The National: UK 'Ignoring Report On Laws That Allow Groups To Glorify Terrorism’
“The UK government has been accused of ignoring top-level advice to change laws to curb hate, as a former policing boss gave a warning that existing legislation allows people to “glorify terrorism”. Sir Mark Rowley, co-author of a review into the country’s counter-terrorism strategies, said eight months after submitting the findings of his probe he has yet to hear anything back from ministers. He said the review, which he carried out in collaboration with the Commission for Countering Extremism, found new laws were needed to stop hateful groups from “operating with impunity”. Sir Mark spoke out about the lack of response after the killing of Sir David Amess, a 69-year-old Conservative MP who was stabbed to death while holding a constituency surgery in Leigh-on-Sea, Essex, on Friday. Officers investigating the killing have declared it a terror incident. The victim's family have said they are “absolutely broken” by the father-of-five's death. Sir Mark’s review, submitted in February, said extremists were exploiting gaps within existing hate crime and terrorism legislation. It argued that terrorists including the London Bridge attack ringleader could have been arrested earlier had tighter laws been in place.”
Europe
The New York Times: In Norway Attack, ‘Sharp Object,’ Not Arrows, Killed 5, Police Say
“The attacker who went on a rampage in a town in Norway killed his five victims using a “sharp object,” not a bow and arrow as had been widely reported, the Norwegian police announced on Monday. Espen Andersen Brathen, who confessed to the crime, did shoot arrows at people from a hunting bow during part of his attack last Wednesday in the town of Kongsberg, which also wounded at least three people. At some point in the rampage, the police said at a news conference Monday, he discarded the bow. The fatal blows are now said to have been delivered by a stabbing weapon or weapons, which the police did not identify. Four women and one man were killed in the attack about 50 miles southwest of Oslo. But it was the rarity of the other weapon used in the attack that caught the world’s attention, and if the hunting bow did not cause any deaths, it was responsible for at least one injury, that of an off-duty police officer who was struck by an arrow. One eyewitness, Rebecca Uttgard, 17, said she was in the town square Wednesday night near a shop owned by her mother and frequented by two of the people killed, when she heard warning shots fired by police officers responding to the scene. “I saw the arrows strewn on the ground,” Ms. Uttgard said. “I didn’t think, I just ran.”

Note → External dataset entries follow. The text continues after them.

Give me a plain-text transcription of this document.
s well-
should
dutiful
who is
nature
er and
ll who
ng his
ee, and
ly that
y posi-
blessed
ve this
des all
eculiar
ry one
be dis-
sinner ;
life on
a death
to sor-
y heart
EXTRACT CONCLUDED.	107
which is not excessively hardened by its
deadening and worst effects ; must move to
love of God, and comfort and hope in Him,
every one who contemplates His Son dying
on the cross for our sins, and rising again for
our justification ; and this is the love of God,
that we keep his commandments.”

The Jerusalem Post: Western Countries Training Far-Right Extremists In Ukraine - Report
“Canada, the US, France, the UK and other Western countries have helped trained far-right extremists in Ukraine, a report by the Institute for European, Russian, and Eurasian Studies (IERES) at George Washington University revealed last month. The report found that members of Centuria, a far-right organization intent on reshaping Ukraine's military to its ideology, received training from Western countries while at the Hetman Petro Sahaidachny National Army Academy (NAA). Centuria describes itself as a military order of “European traditionalist” military officers who aim to “defend” the “cultural and ethnic identity” of European peoples against “Brussels’ politicos and bureaucrats,” according to the report. The group is led by people with ties to Ukraine's far-right Azov movement. Members have been photographed giving Nazi salutes and have made extremist statements online. One of the leaders of Centuria wrote on VK in 2016 that Jews were “the destruction of humanity” and shared a post saying that Jews had tried to “exclude Ukraine from world history and the map of the world.” Ukraine's current president, Volodymyr Zelensky, is Jewish. The group has claimed that its members have taken part in joint military exercises with France, the UK, Canada, the US, Germany, and Poland.”